The grants programme reduced barriers for smaller organisations to participate, broadened the range of voices involved, and identified new community leaders to share positive vaccination messages. It also ensured that activity was responsive to local need, further strengthening community ownership and trust.
Outbreak response
When Leeds experienced a sustained community measles outbreak over a nine-month period, community champions and trusted VCSE organisations worked closely with the LCC health protection team, members of the Outbreak Control Team (OCT), led by the UK Health Security Agency.
The community champions were central to the community engagement element of the response by providing cultural insight into the approaches agreed by the OCT by ensuring that key messages were developed and shared with communities and that national communications and resources were adapted to ensure they met the needs of the population.
Understanding community impact
Qualitative feedback from participants demonstrates the value of this approach. Community members consistently reported appreciating opportunities to ask questions openly in non-judgemental environments, particularly when discussions were facilitated in their first language.

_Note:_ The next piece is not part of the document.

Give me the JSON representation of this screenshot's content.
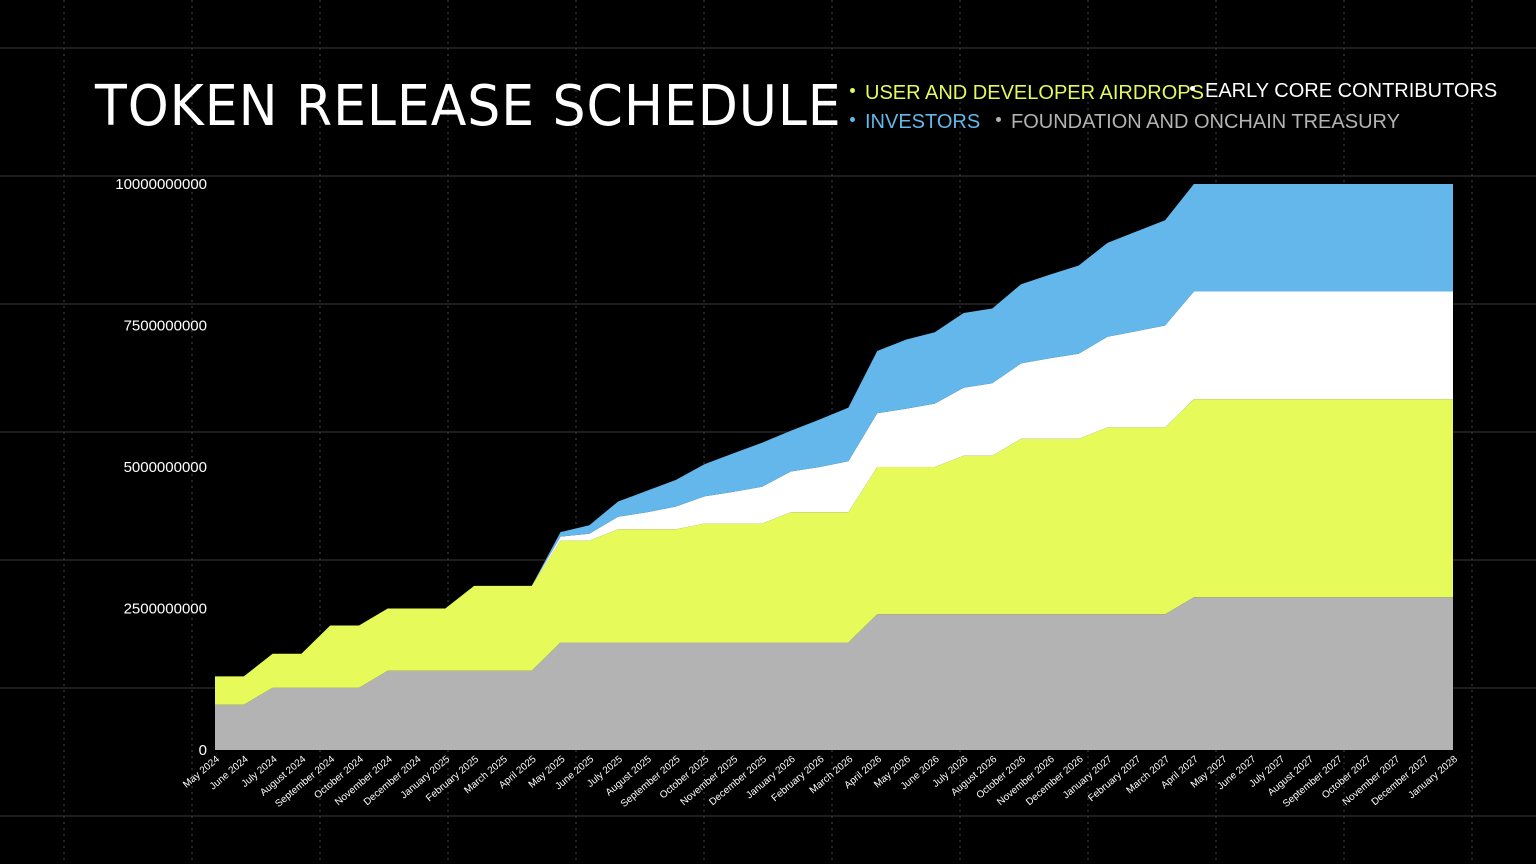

Champions, as trusted and known members of their communities, were viewed as more credible and relatable than generic public health messaging.
Accessible materials, including visual, multilingual and audio resources, alongside one-to-one support, improved understanding and confidence, particularly for individuals with lower health literacy or digital exclusion. The visible support of community leaders and positive vaccination experiences shared locally also played an important role in influencing attitudes and encouraging others to consider vaccination for themselves and their families.
While the primary objective of the programme was to improve confidence and knowledge as precursors to behaviour change, there is strong qualitative evidence and service feedback indicating increased intention to engage with primary care and review vaccination status. An independent evaluation by Leeds Beckett University is underway to assess the programme’s impact on confidence, behaviours and system learning which will inform future approaches.
System-wide impact and learning
The programme has driven significant changes in practice across public health and system partners. Community insight has directly informed the development of vaccination messaging, including tone, language and format, and has shifted delivery models away from standalone clinics via Primary Care towards outreach embedded in existing community activity.
Contribution to strategic priorities
This programme makes a direct contribution to the Leeds Ambitions by supporting a healthier city through prevention and equity, a thriving city through volunteering and community power, and a resilient city through strengthened systems and communities. It also supports Leeds’ Marmot City commitment by addressing the wider determinants of health, including trust, language and access, while amplifying community voice within health improvement activity.
More broadly, the approach supports the council’s strategic aim to tackle poverty and inequality by targeting resources where they are most needed and enabling those experiencing the greatest disadvantage to improve their health outcomes more rapidly.
Sustainability and transferability
The model developed in Leeds is both scalable and transferable and is in the process of being rolled out across all five West Yorkshire local authority areas –a collaboration between NHS, local authorities and VCSE organisations. The programme has strengthened partnerships, built social capital and enhanced the system’s ability to respond to future health protection challenges.